The rest of it was okay, apart from when we got to placement and it had been cancelled. But I got back to Middlesbrough okay and then set off for my boyfriend’s and got back onto the A19 and to his really easily. I even drove him to the supermarket later.

So what difference can 24 hours make? Lots. In a fit of cockiness, I agreed this morning to drive him to work, back in the dreaded Middlesbrough that has no easy way of getting into it. We went a different way to what I had, again because of a lane cock up. So I ended up at another terrifyingly huge roundabout with loads of lanes and ended up crossing them at last minute and received lots of angry beeps. Do these people not know I’m lost?!

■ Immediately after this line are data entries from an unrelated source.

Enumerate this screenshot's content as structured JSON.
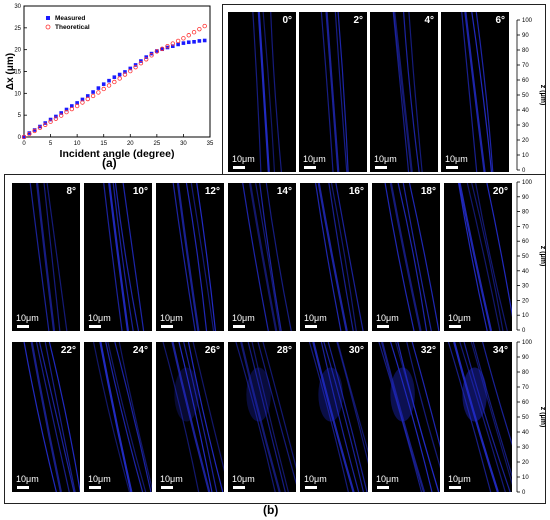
{
  "figure": {
    "panel_a_label": "(a)",
    "panel_b_label": "(b)"
  },
  "chart_data": {
    "type": "scatter",
    "xlabel": "Incident angle (degree)",
    "ylabel": "Δx (μm)",
    "xlim": [
      0,
      35
    ],
    "ylim": [
      0,
      30
    ],
    "xticks": [
      0,
      5,
      10,
      15,
      20,
      25,
      30,
      35
    ],
    "yticks": [
      0,
      5,
      10,
      15,
      20,
      25,
      30
    ],
    "grid": false,
    "legend": "top-left",
    "x": [
      0,
      1,
      2,
      3,
      4,
      5,
      6,
      7,
      8,
      9,
      10,
      11,
      12,
      13,
      14,
      15,
      16,
      17,
      18,
      19,
      20,
      21,
      22,
      23,
      24,
      25,
      26,
      27,
      28,
      29,
      30,
      31,
      32,
      33,
      34
    ],
    "series": [
      {
        "name": "Measured",
        "marker": "filled-square",
        "color": "#1a1aff",
        "values": [
          0.0,
          0.9,
          1.6,
          2.4,
          3.2,
          4.0,
          4.7,
          5.5,
          6.3,
          7.1,
          7.8,
          8.6,
          9.4,
          10.3,
          11.2,
          12.1,
          12.9,
          13.7,
          14.3,
          14.9,
          15.7,
          16.5,
          17.4,
          18.3,
          19.1,
          19.7,
          20.1,
          20.5,
          20.8,
          21.2,
          21.5,
          21.7,
          21.8,
          22.0,
          22.1
        ]
      },
      {
        "name": "Theoretical",
        "marker": "open-circle",
        "color": "#ff3333",
        "values": [
          0.0,
          0.7,
          1.4,
          2.1,
          2.8,
          3.5,
          4.2,
          4.9,
          5.7,
          6.4,
          7.1,
          7.9,
          8.7,
          9.4,
          10.2,
          11.0,
          11.8,
          12.6,
          13.4,
          14.3,
          15.1,
          16.0,
          16.9,
          17.8,
          18.7,
          19.6,
          20.2,
          20.8,
          21.4,
          22.0,
          22.6,
          23.3,
          24.0,
          24.7,
          25.4
        ]
      }
    ]
  },
  "tiles": {
    "row0": [
      {
        "angle": "0°",
        "scale": "10μm",
        "tilt": 0
      },
      {
        "angle": "2°",
        "scale": "10μm",
        "tilt": 2
      },
      {
        "angle": "4°",
        "scale": "10μm",
        "tilt": 4
      },
      {
        "angle": "6°",
        "scale": "10μm",
        "tilt": 6
      }
    ],
    "row1": [
      {
        "angle": "8°",
        "scale": "10μm",
        "tilt": 8
      },
      {
        "angle": "10°",
        "scale": "10μm",
        "tilt": 10
      },
      {
        "angle": "12°",
        "scale": "10μm",
        "tilt": 12
      },
      {
        "angle": "14°",
        "scale": "10μm",
        "tilt": 14
      },
      {
        "angle": "16°",
        "scale": "10μm",
        "tilt": 16
      },
      {
        "angle": "18°",
        "scale": "10μm",
        "tilt": 18
      },
      {
        "angle": "20°",
        "scale": "10μm",
        "tilt": 20
      }
    ],
    "row2": [
      {
        "angle": "22°",
        "scale": "10μm",
        "tilt": 22
      },
      {
        "angle": "24°",
        "scale": "10μm",
        "tilt": 24
      },
      {
        "angle": "26°",
        "scale": "10μm",
        "tilt": 26
      },
      {
        "angle": "28°",
        "scale": "10μm",
        "tilt": 28
      },
      {
        "angle": "30°",
        "scale": "10μm",
        "tilt": 30
      },
      {
        "angle": "32°",
        "scale": "10μm",
        "tilt": 32
      },
      {
        "angle": "34°",
        "scale": "10μm",
        "tilt": 34
      }
    ]
  },
  "z_axis": {
    "label": "z (μm)",
    "ticks": [
      0,
      10,
      20,
      30,
      40,
      50,
      60,
      70,
      80,
      90,
      100
    ]
  }
}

It got much worse. On the way back to the A19, that yesterday I found very easily, I found myself sailing past my turn off. I kept calm for now and decided to carry on towards Stockton, hoping I could find my way home from there. I got more and more lost to the point where my driving was a mess and people were beeping and I ended up trapped in a car park in my panic. I actually parked up so that I could have a little cry. I couldn’t believe how lost I had ended up, I was scared and sweating and generally worked up.
Then I remembered the sat nav and felt incredibly stupid. Getting home with the sat nav was the easiest thing in the world.

So lesson learned. Until I get more confident, use a sat nav. I mean, at work or uni, I wouldn’t just carry on doing something I knew was wrong and let it get out of hand and even more of a problem, I’d ask for help. So for the foreseeable future, even to go places that in theory I know how to get to, I will be using the sat nav.

I have since driven to work to check if the folder I was meant to take home was there, back home to get changed, back to work for my shift and back home again with no dramas. Like a lot of things, driving is learn by doing, and when the idea of doing scares me, I just have to man up and do it anyway and eventually, I’ll be able to do it without thinking about it and will wonder what all the fuss was about and hopefully won’t have need to cry in car parks.